Socially liberal groups and lawmakers expressed anger at the package because it omits revenue increases while cutting deeply into government spending and threatening still more reductions to safety-net programs such as Medicare.
“This deal does not even attempt to strike a balance between more cuts for the working people of America and a fairer contribution from millionaires and corporations,” Representative Raul Grijalva, the Arizona Democrat who leads the Progressive Caucus, said in a statement. “I will not be a part of it.”

‘Balanced Approach’

Obama and congressional Democrats have insisted that any deal be a “balanced approach” that includes revenue, raising questions about whether the president would find substantial support from his party for the plan.

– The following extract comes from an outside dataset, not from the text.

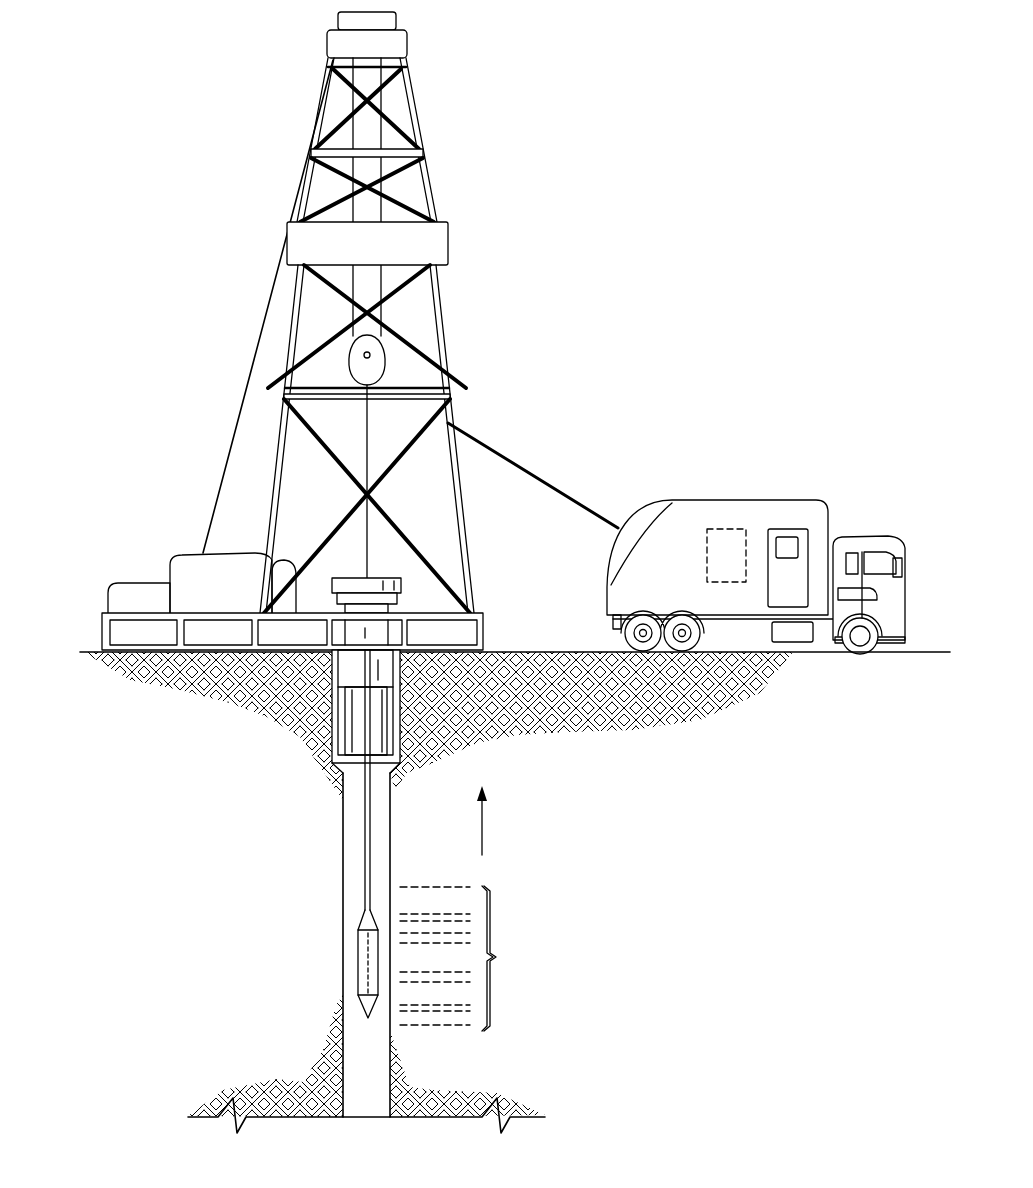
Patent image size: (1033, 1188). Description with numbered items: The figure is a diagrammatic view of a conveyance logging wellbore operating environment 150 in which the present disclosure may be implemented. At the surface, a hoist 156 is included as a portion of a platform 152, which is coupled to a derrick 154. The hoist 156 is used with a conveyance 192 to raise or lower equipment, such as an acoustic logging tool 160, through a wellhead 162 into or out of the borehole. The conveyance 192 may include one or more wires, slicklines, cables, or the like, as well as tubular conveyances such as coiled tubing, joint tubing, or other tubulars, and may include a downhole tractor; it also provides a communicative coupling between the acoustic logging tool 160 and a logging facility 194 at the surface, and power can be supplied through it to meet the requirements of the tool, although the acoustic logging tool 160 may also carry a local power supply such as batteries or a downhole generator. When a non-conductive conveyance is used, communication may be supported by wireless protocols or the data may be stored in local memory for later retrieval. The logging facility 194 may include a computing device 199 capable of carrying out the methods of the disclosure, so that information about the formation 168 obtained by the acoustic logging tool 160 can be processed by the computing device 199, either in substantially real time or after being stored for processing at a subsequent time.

While the compromise shaping up will probably assuage immediate concerns about default in financial markets, “this relief will be short,” said Mohamed A. El-Erian, chief executive officer of Pacific Investment Management Co., the world’s largest manager of bond funds.
If Standard & Poor’s “sticks to what it said, it will downgrade” the U.S. debt following the deal, El-Erian said in an interview on ABC News “This Week.”
S&P, which has given the U.S. a top AAA ranking since 1941, said on July 14 that the chance of a downgrade within three months is 50 percent, and a reduction may occur as soon as August if there isn’t a “credible” plan to reduce the nation’s deficit.
The agreement “does nothing to restore household and corporate confidence, so unemployment will be higher than it would have been otherwise,” El-Erian said. “Growth will be lower than it would be otherwise. And inequality will be worse than it would be otherwise.”